Usain Bolt's sensational disqualification is a black mark for International Athletics Federation

Mike Hurst
From:The Daily Telegraph
August 30, 2011


SPRINT king Usain Bolt's disqualification at the world championships is the fault of putting profit before performance. Mike Hurst reports.

THEY'LL burn the London stadium down if this stupid false start rule prevents them seeing Usain Bolt race in the Olympic 100m final next year.

The mob who torched the city recently might do that anyway, but those who pay 750 pounds a ticket to watch the definitive track race will feel justifiably robbed by a rule brought in only last year for the expediency and profit of TV moguls whose only vision of sport is through the prism of profit.

You see, false starts are time wasters and time is money so at the behest of TV rights holders, the International Association of Athletics Federations bent to their demands and introduced this sudden death rule.

Bet they never anticipated this abominable rule would cut down Bolt, an athlete whose personality and performances up until Monday night had brought crowds back to athletics around the globe.

Watching him sprint is one of the electrifying and most memorable moments in sport.

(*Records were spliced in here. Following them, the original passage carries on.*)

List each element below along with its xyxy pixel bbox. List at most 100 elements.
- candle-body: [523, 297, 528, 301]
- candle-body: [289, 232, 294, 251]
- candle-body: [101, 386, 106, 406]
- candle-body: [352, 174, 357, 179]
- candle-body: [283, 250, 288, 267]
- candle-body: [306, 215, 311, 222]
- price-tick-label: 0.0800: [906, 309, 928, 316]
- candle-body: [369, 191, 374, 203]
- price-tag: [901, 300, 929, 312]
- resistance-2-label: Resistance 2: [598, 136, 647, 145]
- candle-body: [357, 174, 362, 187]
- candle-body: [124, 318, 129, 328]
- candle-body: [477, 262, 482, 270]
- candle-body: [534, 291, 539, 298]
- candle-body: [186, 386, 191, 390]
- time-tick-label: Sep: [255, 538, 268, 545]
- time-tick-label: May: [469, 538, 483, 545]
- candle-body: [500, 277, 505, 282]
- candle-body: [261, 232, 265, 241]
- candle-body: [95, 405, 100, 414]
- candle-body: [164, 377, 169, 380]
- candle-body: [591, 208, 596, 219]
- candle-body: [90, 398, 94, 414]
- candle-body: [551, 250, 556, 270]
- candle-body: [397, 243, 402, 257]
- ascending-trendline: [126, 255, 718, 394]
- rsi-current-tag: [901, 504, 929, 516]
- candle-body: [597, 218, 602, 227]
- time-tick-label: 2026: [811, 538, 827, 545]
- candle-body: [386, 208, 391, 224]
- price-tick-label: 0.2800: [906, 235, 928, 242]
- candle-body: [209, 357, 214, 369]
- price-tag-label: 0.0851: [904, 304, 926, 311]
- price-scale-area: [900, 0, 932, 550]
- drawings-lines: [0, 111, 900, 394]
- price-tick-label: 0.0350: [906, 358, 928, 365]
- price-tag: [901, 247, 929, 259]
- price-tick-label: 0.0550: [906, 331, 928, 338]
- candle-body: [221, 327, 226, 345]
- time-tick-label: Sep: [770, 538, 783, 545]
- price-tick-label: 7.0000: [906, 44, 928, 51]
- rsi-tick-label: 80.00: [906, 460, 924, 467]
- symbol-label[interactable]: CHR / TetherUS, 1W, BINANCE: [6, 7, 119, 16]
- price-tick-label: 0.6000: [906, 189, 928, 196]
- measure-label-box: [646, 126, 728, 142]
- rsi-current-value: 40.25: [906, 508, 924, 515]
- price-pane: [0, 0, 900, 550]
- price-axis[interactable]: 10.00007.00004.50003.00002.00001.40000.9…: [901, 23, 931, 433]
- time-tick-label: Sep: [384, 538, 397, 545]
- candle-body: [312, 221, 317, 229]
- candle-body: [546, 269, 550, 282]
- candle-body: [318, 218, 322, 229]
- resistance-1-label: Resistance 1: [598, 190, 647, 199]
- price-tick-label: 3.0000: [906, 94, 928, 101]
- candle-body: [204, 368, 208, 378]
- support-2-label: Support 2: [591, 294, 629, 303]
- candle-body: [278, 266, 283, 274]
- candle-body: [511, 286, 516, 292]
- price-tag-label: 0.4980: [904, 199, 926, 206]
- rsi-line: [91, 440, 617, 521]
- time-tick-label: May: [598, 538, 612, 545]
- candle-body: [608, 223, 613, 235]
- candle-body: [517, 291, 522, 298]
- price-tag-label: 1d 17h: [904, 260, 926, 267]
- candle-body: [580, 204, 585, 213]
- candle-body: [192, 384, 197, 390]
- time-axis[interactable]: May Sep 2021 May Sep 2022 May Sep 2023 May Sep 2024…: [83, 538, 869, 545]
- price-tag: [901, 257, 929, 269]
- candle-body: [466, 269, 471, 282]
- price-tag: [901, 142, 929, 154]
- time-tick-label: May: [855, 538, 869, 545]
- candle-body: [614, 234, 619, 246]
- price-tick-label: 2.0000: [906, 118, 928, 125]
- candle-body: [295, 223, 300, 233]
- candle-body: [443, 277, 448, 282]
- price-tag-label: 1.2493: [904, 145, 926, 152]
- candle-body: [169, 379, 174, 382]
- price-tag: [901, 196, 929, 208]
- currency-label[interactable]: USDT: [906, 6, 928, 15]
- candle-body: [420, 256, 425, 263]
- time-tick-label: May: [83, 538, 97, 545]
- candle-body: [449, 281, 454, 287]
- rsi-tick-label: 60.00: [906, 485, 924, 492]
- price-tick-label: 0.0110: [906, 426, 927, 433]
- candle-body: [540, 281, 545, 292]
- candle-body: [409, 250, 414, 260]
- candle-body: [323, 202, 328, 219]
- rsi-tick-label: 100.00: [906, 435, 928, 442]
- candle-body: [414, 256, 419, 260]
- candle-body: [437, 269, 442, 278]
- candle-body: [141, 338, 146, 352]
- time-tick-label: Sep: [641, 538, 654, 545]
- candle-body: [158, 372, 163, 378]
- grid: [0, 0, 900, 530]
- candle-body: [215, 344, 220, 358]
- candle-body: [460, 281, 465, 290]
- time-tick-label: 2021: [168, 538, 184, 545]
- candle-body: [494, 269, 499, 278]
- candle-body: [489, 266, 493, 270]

But when his young training partner Yohan Blake twitched in the lane beside him and sent Bolt away before the starter's pistol fired it was Bolt who was red-carded out of the final.

Blake went on to win but this world championship will forever be remembered as the race in which Bolt - larger than life, larger than the sport itself - was cruelly kicked off the track.

Two years ago under the previous IAAF rule which was preferable, Bolt false started in his semi-final of the world championships in Berlin. The rule then allowed one false start to the field and that served as a general warning that anyone who broke thereafter was out.

Bolt controlled his emotions and won his semi in 9.89. Then he smashed his own world record with a time of 9.58sec two hours later in the final.

TV captured one of the greatest moments in the history of sports when Bolt ran that Berlin final. Now we have the Daegu disappointment, Daegu disaster.

Sure these are the rules today but they are punitive to the point of being damaging to a sport which is already struggling to survive against competition for talent and sponsorship against various ball sports.

You don't kick Tiger Woods off the course because he slices one into the gallery. You don't order Michael Jordan off court for a solitary foul, even though it stops the game.

This is a nasty and dumb rule which hurts the sport of athletics.

But IAAF spokesman Nick Davies said a rule change was unlikely before London 2012.

"This is sport not showbusiness," he said. "There's a rule, he's known about it since January 2010 and the rule's the same for everyone.

"The fact it's Usain Bolt of course is unfortunate but it shows that rules are more important than any single athlete.

"Of course rules can be reviewed but for there to be a change there would have to be a massive groundswell of opposition to it and I'm not aware of one."

Davies knows the game better than most but he's wrong when he says sport is not show business. At the highest level, it is pure theatre and people pay to be entertained by experts.

You don't kick Geoffrey Rush off stage because he fluffs a line. And you shouldn't kick the greatest 100m performer in history off the track and leave a world-wide audience gutted and the sport to be ridiculed. This rule stinks.

Kim Collins, the 2003 world 100m champion who, now at 35 became the oldest 100m world title finalist and (bronze) medallist, offered a champion's insight, saying: "I don't think it's right and as much as I want to be on the podium, tonight is a sad night for athletics.

"I don't think fans all over the world are going to be happy. And I wouldn't be if I was defending champion and I lost like that. You want to lose like a man."

Sprinters exist on a hair trigger. Let’s give them a break.